Mais on revient à l'impossibilité humienne de conclure, d'un fait, un devoir. La justice trace ici une limite entre espace public et espace privé, considérant que donner accès aux "amis de ses amis" à son profil Facebook constitue, de fait, un abandon du respect au droit à sa vie privée.  Pour E. Barbry, il en va même de la "nature" de ce mode d'accès, qui ne "saurait être considéré" comme une correspondance privée.

On est en droit de se demander: pourquoi? Certes, pour un non-utilisateur de Facebook, il s'agit sans doute d'une forme d'exhibitionnisme. Mais celle-ci reste toutefois limitée dans les cercles d'une communauté, à savoir celle des "amis de ses amis". Il ne s'agit pas, comme ici, d'un blog public. Le droit français vient pourtant d'assimiler purement et simplement les deux.
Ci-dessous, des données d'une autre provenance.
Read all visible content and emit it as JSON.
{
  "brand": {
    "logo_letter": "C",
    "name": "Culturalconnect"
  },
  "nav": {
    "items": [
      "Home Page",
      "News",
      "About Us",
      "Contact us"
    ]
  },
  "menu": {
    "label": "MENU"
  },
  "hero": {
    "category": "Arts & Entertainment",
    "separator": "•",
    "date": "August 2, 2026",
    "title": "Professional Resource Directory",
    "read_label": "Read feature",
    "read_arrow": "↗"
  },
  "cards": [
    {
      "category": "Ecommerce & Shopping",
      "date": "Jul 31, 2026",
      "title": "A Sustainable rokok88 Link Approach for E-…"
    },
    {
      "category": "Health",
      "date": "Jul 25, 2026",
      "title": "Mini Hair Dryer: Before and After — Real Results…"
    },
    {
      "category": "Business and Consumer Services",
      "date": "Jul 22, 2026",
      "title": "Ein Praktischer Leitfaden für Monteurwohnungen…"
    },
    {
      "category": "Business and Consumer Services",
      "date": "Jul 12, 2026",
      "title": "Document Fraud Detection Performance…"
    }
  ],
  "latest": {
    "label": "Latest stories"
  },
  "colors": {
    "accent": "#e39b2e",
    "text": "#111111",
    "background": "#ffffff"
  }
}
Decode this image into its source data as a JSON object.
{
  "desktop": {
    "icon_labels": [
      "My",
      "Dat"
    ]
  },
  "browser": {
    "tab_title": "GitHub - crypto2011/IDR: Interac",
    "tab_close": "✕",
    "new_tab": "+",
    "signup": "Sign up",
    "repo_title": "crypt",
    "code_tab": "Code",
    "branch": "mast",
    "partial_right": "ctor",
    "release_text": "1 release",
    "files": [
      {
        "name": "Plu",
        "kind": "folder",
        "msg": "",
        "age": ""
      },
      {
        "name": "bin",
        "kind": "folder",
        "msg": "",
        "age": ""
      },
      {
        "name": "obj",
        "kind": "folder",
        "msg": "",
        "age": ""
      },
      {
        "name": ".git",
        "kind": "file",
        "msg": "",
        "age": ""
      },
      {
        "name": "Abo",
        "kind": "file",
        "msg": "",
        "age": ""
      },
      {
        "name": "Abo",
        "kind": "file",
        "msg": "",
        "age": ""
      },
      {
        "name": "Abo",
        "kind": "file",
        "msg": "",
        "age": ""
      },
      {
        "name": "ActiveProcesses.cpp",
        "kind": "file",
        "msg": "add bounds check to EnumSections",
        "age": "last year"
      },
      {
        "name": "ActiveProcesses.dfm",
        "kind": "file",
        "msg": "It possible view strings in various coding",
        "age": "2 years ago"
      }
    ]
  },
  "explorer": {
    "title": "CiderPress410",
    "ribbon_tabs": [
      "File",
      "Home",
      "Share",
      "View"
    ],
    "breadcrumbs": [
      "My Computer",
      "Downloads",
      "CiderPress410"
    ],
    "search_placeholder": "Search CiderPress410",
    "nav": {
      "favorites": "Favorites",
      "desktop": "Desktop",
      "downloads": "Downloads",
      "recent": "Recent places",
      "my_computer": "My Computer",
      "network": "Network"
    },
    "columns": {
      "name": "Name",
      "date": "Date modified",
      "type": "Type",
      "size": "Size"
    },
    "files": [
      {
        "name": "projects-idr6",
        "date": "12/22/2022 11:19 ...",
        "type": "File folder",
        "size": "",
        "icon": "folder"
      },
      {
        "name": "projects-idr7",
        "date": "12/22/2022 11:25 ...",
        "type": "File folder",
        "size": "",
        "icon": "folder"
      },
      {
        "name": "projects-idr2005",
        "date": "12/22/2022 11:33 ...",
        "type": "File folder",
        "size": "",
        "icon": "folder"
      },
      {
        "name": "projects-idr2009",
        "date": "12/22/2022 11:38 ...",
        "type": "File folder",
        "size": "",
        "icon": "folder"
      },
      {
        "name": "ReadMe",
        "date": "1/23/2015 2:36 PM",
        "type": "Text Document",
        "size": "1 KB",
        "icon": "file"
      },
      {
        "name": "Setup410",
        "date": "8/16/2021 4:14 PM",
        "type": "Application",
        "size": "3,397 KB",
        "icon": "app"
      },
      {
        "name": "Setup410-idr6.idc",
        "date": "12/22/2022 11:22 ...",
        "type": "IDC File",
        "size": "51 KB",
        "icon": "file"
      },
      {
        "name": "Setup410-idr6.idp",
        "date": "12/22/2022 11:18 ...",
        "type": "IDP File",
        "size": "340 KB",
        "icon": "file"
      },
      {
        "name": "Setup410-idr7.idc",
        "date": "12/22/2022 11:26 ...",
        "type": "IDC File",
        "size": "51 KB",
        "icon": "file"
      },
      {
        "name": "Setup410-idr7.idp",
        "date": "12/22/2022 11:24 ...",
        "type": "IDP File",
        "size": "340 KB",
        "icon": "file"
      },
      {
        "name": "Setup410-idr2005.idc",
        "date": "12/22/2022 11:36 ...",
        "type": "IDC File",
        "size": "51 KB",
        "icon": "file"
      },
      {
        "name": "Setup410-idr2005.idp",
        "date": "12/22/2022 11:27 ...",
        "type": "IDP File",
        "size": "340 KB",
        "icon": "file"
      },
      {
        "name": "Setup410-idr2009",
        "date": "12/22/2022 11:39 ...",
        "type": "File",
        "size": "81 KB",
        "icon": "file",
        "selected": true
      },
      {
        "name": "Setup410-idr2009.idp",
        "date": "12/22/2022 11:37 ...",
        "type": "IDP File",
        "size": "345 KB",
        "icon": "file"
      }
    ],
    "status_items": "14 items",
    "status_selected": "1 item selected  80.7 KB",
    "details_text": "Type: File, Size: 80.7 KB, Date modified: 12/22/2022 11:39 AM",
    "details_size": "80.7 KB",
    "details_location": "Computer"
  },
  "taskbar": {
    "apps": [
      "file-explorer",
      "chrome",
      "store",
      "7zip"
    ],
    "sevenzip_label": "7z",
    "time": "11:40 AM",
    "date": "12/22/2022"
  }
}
Pour J.-M. Manach, il a bien fait, car on ne peut pas "espérer pouvoir mener une “vie privée” dès lors que l’on s’exprime devant des dizaines, et plus souvent encore des centaines, d’”amis” qui n’en ont souvent que le nom, et que l’on ne connaît généralement pas vraiment". Dès lors, selon lui, cela ne doit mener à aucune censure, mais à responsabiliser les internautes. On rejoint ici le titre moralisateur du billet d'E. Barbry, "méfiez-vous de vos propos"... Peut-on croire que cette invocation à la responsabilisation ne constituerait pas, elle aussi, une forme de censure?  Dans Oublier le droit à l'oubli, on avait rappelé que :

La responsabilité individuelle, fondement du droit jusqu'à nouvel ordre, n'a aucun rapport avec le fait que tous vos actes et paroles soient accessibles de façon permanente par votre patron, votre ex, vos arrières-petits-enfants ou le militant néonazi s'amusant à répertorier tous les changements de noms de personnes d'origine juive, maghrébine ou arménienne.
Contrairement à ce que prétend Hugo Roy, cité par Manach, publier un écrit n'implique pas, ipso facto, qu'il soit public. Pas, en tout cas, quand il s'agit de publication dans un cercle restreint: sinon, il n'y aurait plus aucun sens à parler de secret des correspondances.  Ni non plus, par exemple, de conserver confidentiel les compte-rendus publiés de certaines délibérations, comme celles du Conseil constitutionnel, ou, pendant longtemps, des débats parlementaires. Il y a toujours eu, en fait comme en droit, des distinctions entre niveaux de publicité des écrits.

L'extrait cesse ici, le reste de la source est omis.